On Tuesday, the University of Wolverhampton had an online screening of the English short film The Icon and the Iconoclast, which captures a conversation between the Mahatma Gandhi and Periyar EV Ramasamy. The event was part of the Being Human festival, the UK’s only national fest of the humanities and was followed by a webinar with the cast and crew speaking about the film.

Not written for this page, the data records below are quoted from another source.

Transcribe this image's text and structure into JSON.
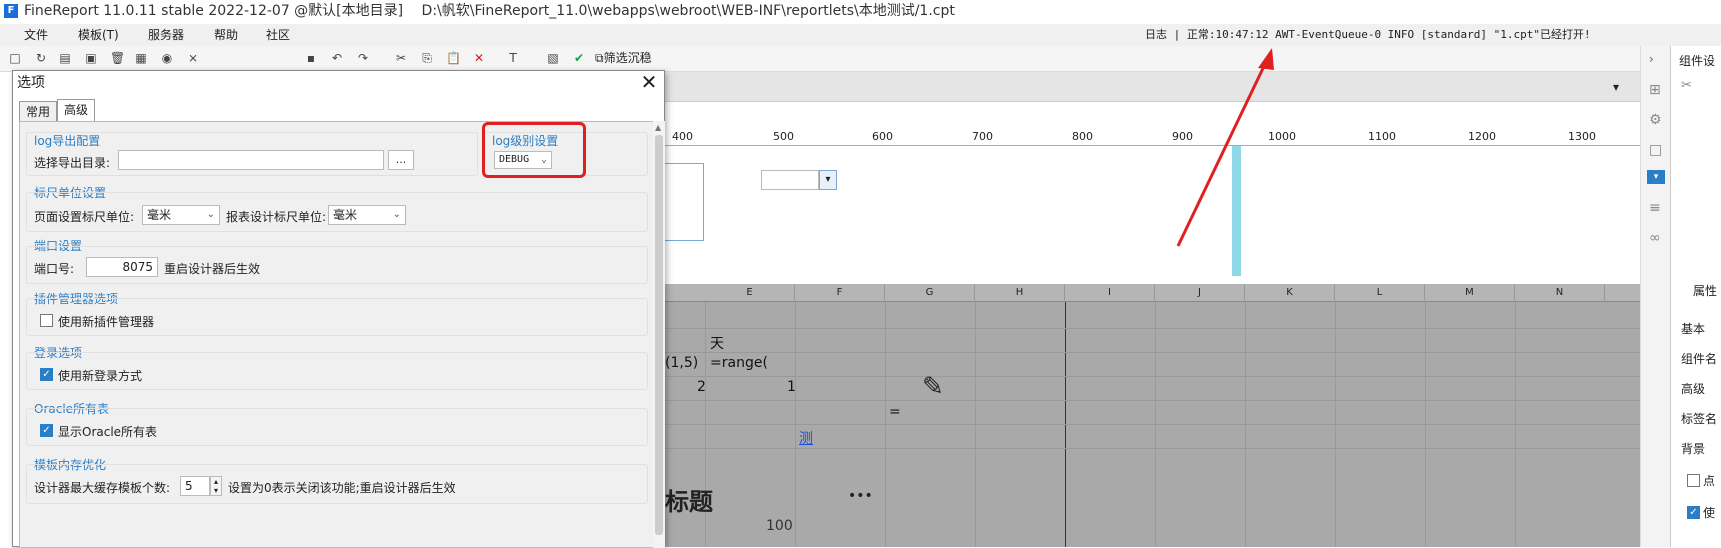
{
  "titlebar": {
    "app": "FineReport 11.0.11 stable 2022-12-07 @默认[本地目录]",
    "path": "D:\\帆软\\FineReport_11.0\\webapps\\webroot\\WEB-INF\\reportlets\\本地测试/1.cpt",
    "logo": "F"
  },
  "menu": [
    "文件",
    "模板(T)",
    "服务器",
    "帮助",
    "社区"
  ],
  "log": {
    "label": "日志 | 正常:",
    "text": "10:47:12 AWT-EventQueue-0 INFO [standard] \"1.cpt\"已经打开!"
  },
  "toolbar": {
    "filter": "筛选沉稳"
  },
  "ruler": [
    "400",
    "500",
    "600",
    "700",
    "800",
    "900",
    "1000",
    "1100",
    "1200",
    "1300"
  ],
  "columns": [
    "E",
    "F",
    "G",
    "H",
    "I",
    "J",
    "K",
    "L",
    "M",
    "N"
  ],
  "cells": {
    "tian": "天",
    "range_left": "(1,5)",
    "range": "=range(",
    "two": "2",
    "one": "1",
    "eq": "=",
    "ce": "测",
    "bigtitle": "标题",
    "dots": "•••",
    "hundred": "100"
  },
  "right_panel": [
    "组件设",
    "属性",
    "基本",
    "组件名",
    "高级",
    "标签名",
    "背景",
    "点",
    "使"
  ],
  "dialog": {
    "title": "选项",
    "close": "✕",
    "tabs": [
      "常用",
      "高级"
    ],
    "log_export": {
      "section": "log导出配置",
      "label": "选择导出目录:",
      "button": "..."
    },
    "log_level": {
      "section": "log级别设置",
      "value": "DEBUG"
    },
    "ruler_unit": {
      "section": "标尺单位设置",
      "page_label": "页面设置标尺单位:",
      "page_value": "毫米",
      "report_label": "报表设计标尺单位:",
      "report_value": "毫米"
    },
    "port": {
      "section": "端口设置",
      "label": "端口号:",
      "value": "8075",
      "note": "重启设计器后生效"
    },
    "plugin": {
      "section": "插件管理器选项",
      "label": "使用新插件管理器",
      "checked": false
    },
    "login": {
      "section": "登录选项",
      "label": "使用新登录方式",
      "checked": true
    },
    "oracle": {
      "section": "Oracle所有表",
      "label": "显示Oracle所有表",
      "checked": true
    },
    "cache": {
      "section": "模板内存优化",
      "label": "设计器最大缓存模板个数:",
      "value": "5",
      "note": "设置为0表示关闭该功能;重启设计器后生效"
    }
  },
  "colors": {
    "accent": "#2a7ec6",
    "highlight": "#e02020",
    "cyan": "#8fd8e8"
  }
}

Directed by Vilasini Ramani, the 18-minute short The Icon and The Iconoclast captures the English translation of a a conversation that reportedly happened between Periyar and Gandhi in 1927. During this conversation, Periyar, a rationalist anti-caste leader from Tamil Nadu and the key figure of the Dravidian Movement, and Gandhi, the well-known pacifist leader of the Indian Independence Movement, discuss their views on religion. Where Gandhi, a believing Hindu, argued that it was possible to reform Hinduism from within, Periyar, an atheist who was sharply critical of religion in general, claimed that Hinduism had to be removed for any reform to be lasting. The film also shows how two thinkers with radically different views on religion could nevertheless have a respectful dialogue with each other.

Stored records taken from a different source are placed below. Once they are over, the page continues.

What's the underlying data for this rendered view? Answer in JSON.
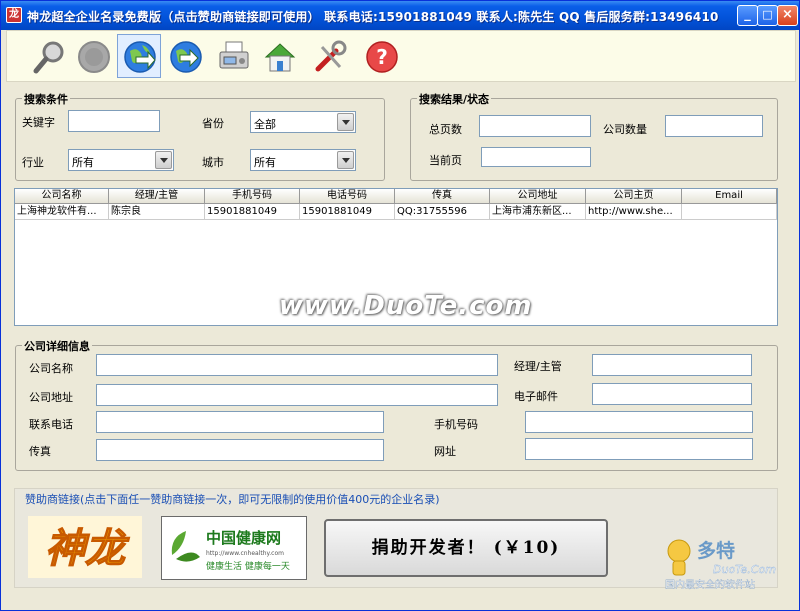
{
  "window": {
    "title": "神龙超全企业名录免费版（点击赞助商链接即可使用） 联系电话:15901881049 联系人:陈先生 QQ 售后服务群:13496410",
    "app_icon_char": "龙",
    "minimize": "_",
    "maximize": "□",
    "close": "×"
  },
  "toolbar": {
    "tools": [
      "search-icon",
      "stop-icon",
      "globe-arrow-icon",
      "globe-next-icon",
      "fax-icon",
      "home-icon",
      "tools-icon",
      "help-icon"
    ]
  },
  "search_conditions": {
    "legend": "搜索条件",
    "keyword_label": "关键字",
    "keyword_value": "",
    "province_label": "省份",
    "province_value": "全部",
    "industry_label": "行业",
    "industry_value": "所有",
    "city_label": "城市",
    "city_value": "所有"
  },
  "search_status": {
    "legend": "搜索结果/状态",
    "total_pages_label": "总页数",
    "total_pages_value": "",
    "company_count_label": "公司数量",
    "company_count_value": "",
    "current_page_label": "当前页",
    "current_page_value": ""
  },
  "results_table": {
    "columns": [
      "公司名称",
      "经理/主管",
      "手机号码",
      "电话号码",
      "传真",
      "公司地址",
      "公司主页",
      "Email"
    ],
    "rows": [
      [
        "上海神龙软件有...",
        "陈宗良",
        "15901881049",
        "15901881049",
        "QQ:31755596",
        "上海市浦东新区...",
        "http://www.she...",
        ""
      ]
    ]
  },
  "watermark": "www.DuoTe.com",
  "details": {
    "legend": "公司详细信息",
    "company_name_label": "公司名称",
    "manager_label": "经理/主管",
    "address_label": "公司地址",
    "email_label": "电子邮件",
    "phone_label": "联系电话",
    "mobile_label": "手机号码",
    "fax_label": "传真",
    "website_label": "网址"
  },
  "sponsor": {
    "caption": "赞助商链接(点击下面任一赞助商链接一次，即可无限制的使用价值400元的企业名录)",
    "shenlong_logo": "神龙",
    "health_logo_title": "中国健康网",
    "health_logo_url": "http://www.cnhealthy.com",
    "health_logo_slogan": "健康生活 健康每一天",
    "donate_label": "捐助开发者！ (￥10)"
  },
  "duote_badge": {
    "brand": "多特",
    "site": "DuoTe.Com",
    "slogan": "国内最安全的软件站"
  },
  "colors": {
    "titlebar": "#0252d9",
    "window_bg": "#ece9d8",
    "toolbar_bg": "#fcfce8",
    "sponsor_caption": "#1a4fb5",
    "logo_red": "#e8a800"
  }
}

Featuring actors Kishore as Periyar and Salmin Sheriff as Gandhi and Swami as S Ramanathan, a close associate of Periyar, the short leaves audiences pondering given that Gandhi was assassinated by a right-wing Brahmin.
Speaking at the webinar, Kishore started, “I am very happy to be a tool for a discussion which is very relevant today. It is perhaps far more relevant today than it was before. Let’s also have a conversation, which is the most important part of this film – a conversation with audiences on what is necessary.”
Salmin said, “The subject of this film is so interesting, because it has to do with caste in India, which is a huge issue and has been there for centuries. Rather than try and look like Gandhi, I decided to play with the emotions of the dialogue between him and Periyar. I think it worked out really well. Periyar didn’t only speak about caste and religion; he was very vocal about women’s rights too, so it is important that we remember that. Indian history books don’t mention or give him enough credit for what he did. I also feel that there is an erasure in history books about him. If you step out of Tamil Nadu, perhaps even in the rest of south India, not many know about Periyar and they should. The North of India, of course, knows absolutely nothing. It is important to know people like Periyar who tried to bring in so much social reform.”
Agreeing with Salmin, Kishore added, “Whether we agree with what Periyar said or not, it is important that we know about him and his ideas. He is a representation and reminder of all the problems we’ve had in our country because of religion. He spoke against oppression and discrimination of all sorts and not only caste based. What makes him relevant today is that the discrimination is at another level; it may not be as pronounced, but it is still there."